僕の塾は何故か社員(僕も含めると4人)さんがエライ量の個別授業を行っていますが(笑)、普通の塾ではそんなことしません、というかできません。
そもそも基本的に100〜150人規模の教室であれば、社員さんは2人くらいが限度なので、経営面を考えたら不可能なのです。
では、こうした中で個別指導ではどうやって差別化をしていけばいいのか。
僕はこれに関して、指導面以外のニーズをいかに多くすくい上げることができるかという部分になってくると考えています。
つまり、専任講師による情報提供の部分です。
指導に関しては物理的に時間をとられるため不可能ですが、それ以外の情報提供の部分に関しては、社員による差別化が可能です。

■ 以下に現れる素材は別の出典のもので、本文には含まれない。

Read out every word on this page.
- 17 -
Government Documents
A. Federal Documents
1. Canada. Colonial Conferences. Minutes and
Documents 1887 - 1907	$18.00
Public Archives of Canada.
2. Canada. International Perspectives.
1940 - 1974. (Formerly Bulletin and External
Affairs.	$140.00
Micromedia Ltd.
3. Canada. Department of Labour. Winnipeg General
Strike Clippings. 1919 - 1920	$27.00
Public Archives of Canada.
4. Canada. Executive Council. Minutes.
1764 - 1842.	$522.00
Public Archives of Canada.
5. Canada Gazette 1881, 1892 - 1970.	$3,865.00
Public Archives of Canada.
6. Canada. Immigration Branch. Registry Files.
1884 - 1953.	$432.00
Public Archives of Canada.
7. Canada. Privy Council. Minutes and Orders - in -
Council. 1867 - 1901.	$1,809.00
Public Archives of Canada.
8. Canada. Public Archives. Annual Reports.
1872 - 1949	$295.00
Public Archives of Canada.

たとえば、コンサルタント的な学習方法の指導であったり、生徒・保護者に対する入試情報や入試分析といった各種情報の提示です。
ここで重要になってくることは、前者も後者も独自コンテンツとして内製しているということです。
今はスマホが普及しているため、単なる数値データに関しては、調べれば誰でもアクセスできてしまいます。
したがって、特定の学校の情報そのものは価値になりません。
しっかりと自社で数値を踏まえた分析をして付加価値を帯びる、若しくは複数の学校の情報をまとめるといった、一般の人にとって面倒な仕事をこちらで代わりに行うといったかたちで付加価値をつけなければなりません。
コンサルタント的な方法で勉強の指導をするというのも同じです。
単に「もっと頑張れ」みたいな声をかけることなら、誰でもできます。
誰でもできることならば、当然そこに価値はない。
アドバイザー/コンサルといった側面を強調する以上、しっかりと理論に基づいたアドバイスのツールを自社で開発することが不可欠です。
提供する情報と、学習のアドバイスをするためのノウハウを自社でいかに充実させるか。
そして、社員が子供と保護者にいかに積極的にこういった観点から関わっているか。
ここが、個別指導を運営する側における、差別化においてもっとも重視すべきことだと思います。